L’analyse porte sur sept tranches de prix pour les appartements. Elles s’échelonnent du plus abordable (moins de 2 000 €/m²) au très haut de gamme (plus de 12 000 €/m²). Cette grille de lecture a été appliquée à l’Île-de-France et à Paris sur une période de 30 ans. Elle met ainsi en évidence les contrastes croissants entre Paris et sa région. En effet, le marché francilien subit une fragmentation progressive qui redéfinit l’accessibilité à la propriété. Or, cette transformation s’accélère depuis le début des années 2000.
Pourquoi les logements abordables reculent-ils en Île-de-France ?
Le segment accessible perd du terrain depuis 20 ans
Les appartements vendus à moins de 4 000 €/m² dominaient largement l’immobilier francilien jusqu’au début des années 2000. Ils représentaient alors plus de 80% des transactions.
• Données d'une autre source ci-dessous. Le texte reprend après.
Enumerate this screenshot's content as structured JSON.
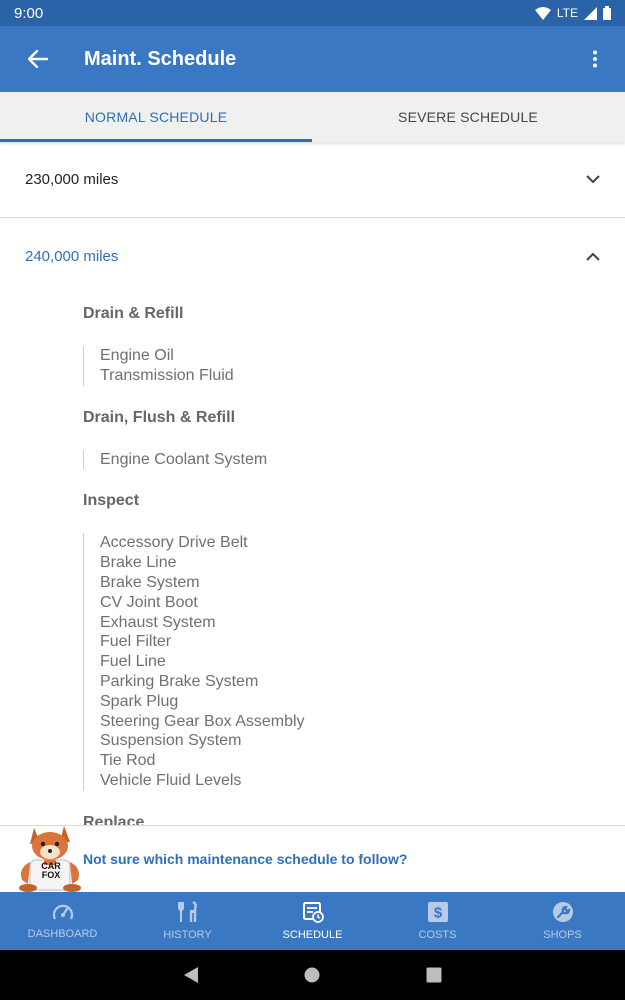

Mais, depuis 2006, cette tranche ne représente que 30% des transactions. Ce repli progressif caractérise l’évolution du marché. Puisque les augmentations de prix ont considérablement ralenti l’accès à la propriété des ménages modestes.
Le recul s’est opéré de manière progressive mais constante jusqu’en 2005. Néanmoins, le pouvoir d’achat des ménages a été soutenu par la combinaison de taux de financement bas et d’un allongement des durées d’emprunt, au moins jusqu’en 2022. Par conséquent, ces ménages ont pu maintenir une présence sur le marché de l’immobilier francilien malgré la hausse des prix.
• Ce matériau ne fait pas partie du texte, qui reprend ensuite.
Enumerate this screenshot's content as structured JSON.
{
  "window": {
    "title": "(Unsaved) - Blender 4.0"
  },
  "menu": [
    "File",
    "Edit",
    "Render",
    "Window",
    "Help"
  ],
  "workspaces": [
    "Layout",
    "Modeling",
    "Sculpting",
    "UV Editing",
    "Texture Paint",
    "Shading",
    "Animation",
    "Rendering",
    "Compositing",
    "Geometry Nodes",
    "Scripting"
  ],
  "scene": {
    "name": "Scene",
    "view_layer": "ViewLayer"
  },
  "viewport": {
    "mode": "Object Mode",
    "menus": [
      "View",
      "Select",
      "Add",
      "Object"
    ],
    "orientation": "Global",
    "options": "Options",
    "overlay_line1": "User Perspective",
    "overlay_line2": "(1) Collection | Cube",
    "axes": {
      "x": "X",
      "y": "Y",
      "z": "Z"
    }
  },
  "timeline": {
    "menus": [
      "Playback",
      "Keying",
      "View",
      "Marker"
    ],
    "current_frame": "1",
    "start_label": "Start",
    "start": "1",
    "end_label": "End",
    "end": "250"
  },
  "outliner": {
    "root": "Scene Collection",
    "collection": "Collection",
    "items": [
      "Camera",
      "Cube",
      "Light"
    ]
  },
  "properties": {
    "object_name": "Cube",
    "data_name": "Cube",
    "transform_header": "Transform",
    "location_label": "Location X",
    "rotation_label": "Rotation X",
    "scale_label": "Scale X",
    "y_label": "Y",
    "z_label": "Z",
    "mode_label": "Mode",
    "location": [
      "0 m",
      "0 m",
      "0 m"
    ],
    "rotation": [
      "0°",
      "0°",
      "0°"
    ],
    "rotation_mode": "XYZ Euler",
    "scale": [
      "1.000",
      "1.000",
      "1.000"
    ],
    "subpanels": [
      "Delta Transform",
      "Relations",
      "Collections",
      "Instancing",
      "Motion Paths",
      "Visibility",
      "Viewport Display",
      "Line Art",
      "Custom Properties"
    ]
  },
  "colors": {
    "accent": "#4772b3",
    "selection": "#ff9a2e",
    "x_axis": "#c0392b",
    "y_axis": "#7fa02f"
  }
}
Les classes moyennes concentrées sur un segment intermédiaire
Depuis 2007, le prix médian de l’immobilier francilien évolue entre 4 000 et 6 000 €/m². Cette tranche intermédiaire représente en moyenne 20% des transactions dès le milieu des années 2000. Ces niveaux de prix reflètent un marché destiné aux classes moyennes solvables, mobilisant souvent la totalité de leur capacité d’emprunt.
La hausse des taux depuis 2022 a fragilisé l’ensemble des emprunteurs. Cependant, ce segment s’est stabilisé, bien que sur des volumes moindres. Ce qui démontre la résilience relative de cette catégorie d’acquéreurs sur le marché de l’immobilier francilien. En octobre 2025, le prix moyen des appartements en Île-de-France atteint 6 220 €/m², soit une hausse de 1,3% en un an.
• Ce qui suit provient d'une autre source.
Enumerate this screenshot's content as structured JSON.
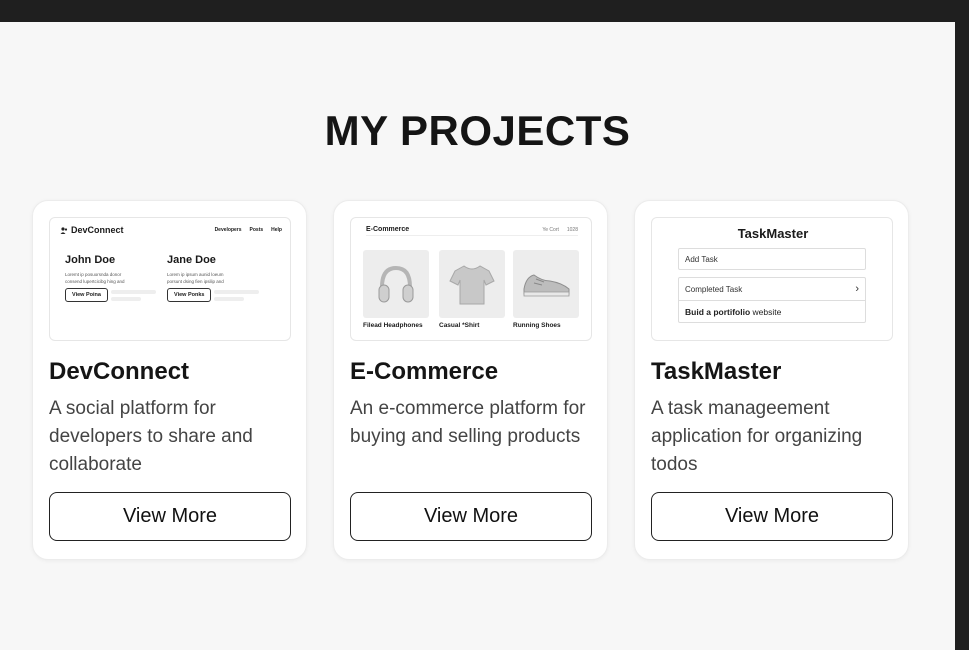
{
  "page": {
    "title": "MY PROJECTS"
  },
  "projects": [
    {
      "title": "DevConnect",
      "description": "A social platform for developers to share  and collaborate",
      "button": "View More",
      "preview": {
        "brand": "DevConnect",
        "nav_links": [
          "Developers",
          "Posts",
          "Help"
        ],
        "profiles": [
          {
            "name": "John Doe",
            "text": "Loremt ip posuorsnda donor consend lupertcicibg hing and",
            "button": "View Poina"
          },
          {
            "name": "Jane Doe",
            "text": "Lorem ip ipsum aunid loeum porsunt dsing fien ipsilip and",
            "button": "View Ponks"
          }
        ]
      }
    },
    {
      "title": "E-Commerce",
      "description": "An e-commerce platform for buying and selling products",
      "button": "View More",
      "preview": {
        "brand": "E-Commerce",
        "nav_links": [
          "Ye Cort",
          "1028"
        ],
        "items": [
          {
            "label": "Filead Headphones",
            "icon": "headphones-icon"
          },
          {
            "label": "Casual *Shirt",
            "icon": "tshirt-icon"
          },
          {
            "label": "Running Shoes",
            "icon": "shoe-icon"
          }
        ]
      }
    },
    {
      "title": "TaskMaster",
      "description": "A task manageement application for organizing todos",
      "button": "View More",
      "preview": {
        "title": "TaskMaster",
        "add_task": "Add Task",
        "completed": "Completed Task",
        "task_bold": "Buid a portifolio",
        "task_rest": " website"
      }
    }
  ]
}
Comment le haut de gamme s’est-il imposé dans l’immobilier francilien ?
Une montée en puissance spectaculaire depuis 2005
Les tranches supérieures à 6 000 €/m², longtemps marginales à l’échelle régionale (entre 1% et 13% jusqu’en 2003), progressent sensiblement à partir de 2005. Elles représentent désormais en moyenne 50% des transactions depuis vingt ans. Cette progression marque un tournant majeur dans la structure de l’immobilier francilien.
Les tranches les plus élevées (au-delà de 10 000 €/m²), inexistantes jusqu’en 2002, connaissent une accélération notable depuis 2010. En effet, de 9% des ventes en 2010, elles atteignent 31% en 2021, avant de redescendre. Toutefois, elles sont en nette diminution depuis 2022 et représentent encore 15% des ventes d’appartements en 2025.
À Paris, le prix au m² atteint 9 650 € en octobre 2025, avec une progression de 1,8% en un an, confirmant la domination du segment haut de gamme dans la capitale.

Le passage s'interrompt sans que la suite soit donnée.